Indeed, corporate spying of this sort could reportedly cost the U.S. economy over $120 billion, nearly a whole percent of our GDP, according to a 2013 report from McAfee. “Cyber espionage and crime may slow the pace of innovation, distort trade, and create social costs from job loss,” reports the security firm. “This larger effect may be more important than any actual number.”
By stealing data from U.S. companies, China is looking not so much for the typical weapons-blueprint theft that we’re used to seeing from Bond villains. Intellectual property is the name of the game, as China’s economy is driven by manufacturing and engineering.
It just so happens, however, that those are the two areas seeing the largest growth in the U.S. After decades on the ash heap of American labor, manufacturing is making a real, honest-to-goodness revival. In fact, of the slow-but-sure gains the U.S. job market has made since 2010, the jobs quickest to return have been manufacturing, pulling in a net gain of 568,000 factory jobs.
While the U.S. manufacturing industry is still miles behind it’s pre-NAFTA days and even further behind China’s current output. So why would China care enough to break international codes of ethics?
A curious phenomenon in the U.S. has been surprising economists: jobs once thought lost to Asia, Central America, and other regions full of cheap labor have begun returning home. Known as “reshoring,” analysts estimate over 80,000 jobs have left China alone and returned to American shores, due to growth in American productivity—as well as the costs of exporting, rising wages in the Third World, and even political unrest in East Asia. The Reshoring Initiative, a non-profit aimed at encouraging employers to return to the U.S., has a comprehensive list of plants and factories that have relocated.

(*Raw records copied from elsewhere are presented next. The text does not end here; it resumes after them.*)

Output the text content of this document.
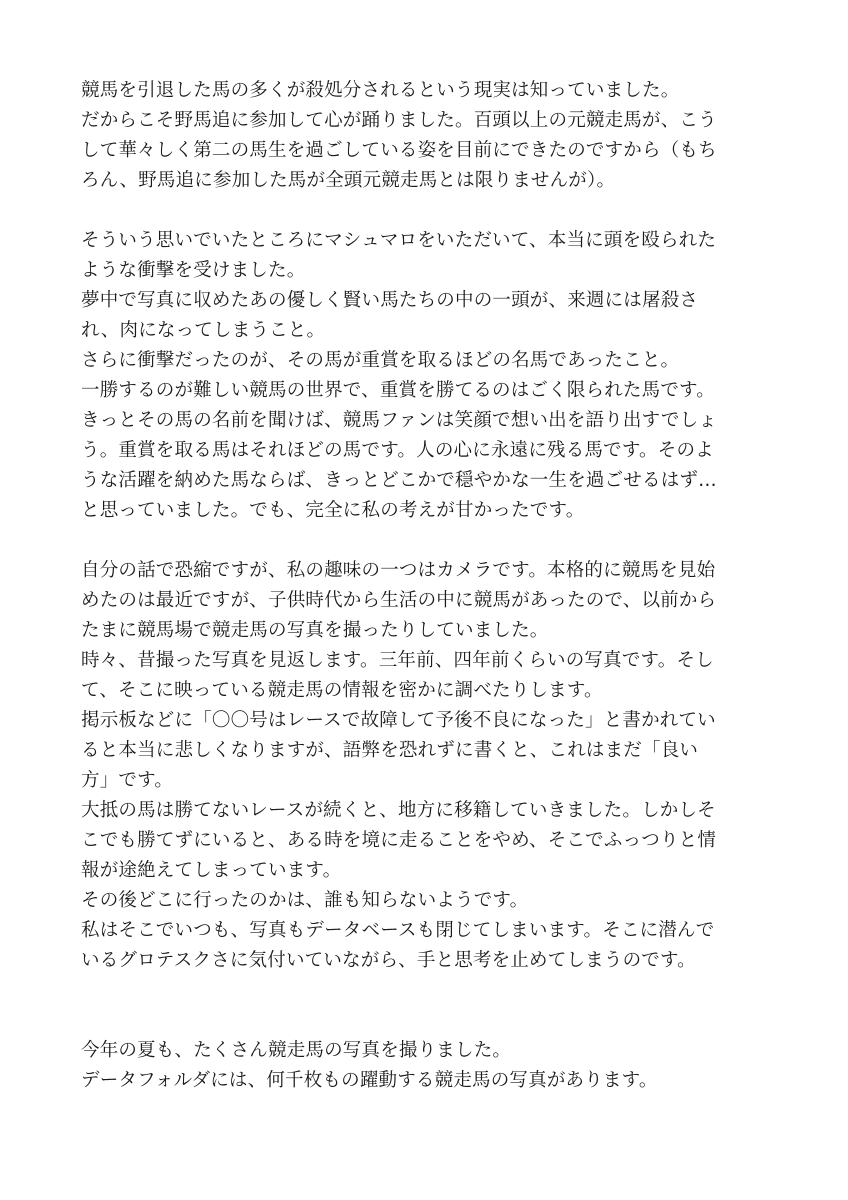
競馬を引退した馬の多くが殺処分されるという現実は知っていました。
だからこそ野馬追に参加して心が踊りました。百頭以上の元競走馬が、こう
して華々しく第二の馬生を過ごしている姿を目前にできたのですから（もち
ろん、野馬追に参加した馬が全頭元競走馬とは限りませんが）。
そういう思いでいたところにマシュマロをいただいて、本当に頭を殴られた
ような衝撃を受けました。
夢中で写真に収めたあの優しく賢い馬たちの中の一頭が、来週には屠殺さ
れ、肉になってしまうこと。
さらに衝撃だったのが、その馬が重賞を取るほどの名馬であったこと。
一勝するのが難しい競馬の世界で、重賞を勝てるのはごく限られた馬です。
きっとその馬の名前を聞けば、競馬ファンは笑顔で想い出を語り出すでしょ
う。重賞を取る馬はそれほどの馬です。人の心に永遠に残る馬です。そのよ
うな活躍を納めた馬ならば、きっとどこかで穏やかな一生を過ごせるはず…
と思っていました。でも、完全に私の考えが甘かったです。
自分の話で恐縮ですが、私の趣味の一つはカメラです。本格的に競馬を見始
めたのは最近ですが、子供時代から生活の中に競馬があったので、以前から
たまに競馬場で競走馬の写真を撮ったりしていました。
時々、昔撮った写真を見返します。三年前、四年前くらいの写真です。そし
て、そこに映っている競走馬の情報を密かに調べたりします。
掲示板などに「〇〇号はレースで故障して予後不良になった」と書かれてい
ると本当に悲しくなりますが、語弊を恐れずに書くと、これはまだ「良い
方」です。
大抵の馬は勝てないレースが続くと、地方に移籍していきました。しかしそ
こでも勝てずにいると、ある時を境に走ることをやめ、そこでふっつりと情
報が途絶えてしまっています。
その後どこに行ったのかは、誰も知らないようです。
私はそこでいつも、写真もデータベースも閉じてしまいます。そこに潜んで
いるグロテスクさに気付いていながら、手と思考を止めてしまうのです。
今年の夏も、たくさん競走馬の写真を撮りました。
データフォルダには、何千枚もの躍動する競走馬の写真があります。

For the last decade, we in the U.S. have been told that this century is China’s to rise, both economically and militarily. The conventional wisdom informed an entire generation of Americans that we are forever in decline and that outsourced jobs are never coming back. But suddenly, through a congruence of scenarios, we see long-term growth in manufacturing while China’s economy finally finds its ceiling? Stealing secrets from U.S. companies isn’t an act of strength or even clever sleuthing: it’s an act of fear.
The theft of manufacturing data by Chinese hackers is not only related to “reshoring." It is so common it could be said to be the entire plan to for China to combat it. As long as they can steal intellectual property from American companies, China can reduce their cost of labor in a dishonest and dangerous attempt to keep employers and investors there.
These indictments will likely never, ever result in any actual arrest. China has dismissed the claims as “made up,” even in the face of overwhelming evidence from governments and corporations across the world that the Chinese military does this sort of thing every day. Once more, the U.S. and China have no extradition treaty, meaning China is under no international obligation to turn the five military officials named over to U.S. authorities.
But we should not underestimate the power of the U.S. government's push for accountability. Attorney General Holder and the Obama administration are acting within the law to protect their country’s economic interests and China is subverting the law for the same reason. With administration officials calling these kinds of indictments “the new normal,” the U.S. has made it clear that if China hopes to keep their economic advantage, they’ll have to do so not under the chaos of thievery and espionage but through the same tactic the U.S. has retrieved their economic dignity: through patience and luck.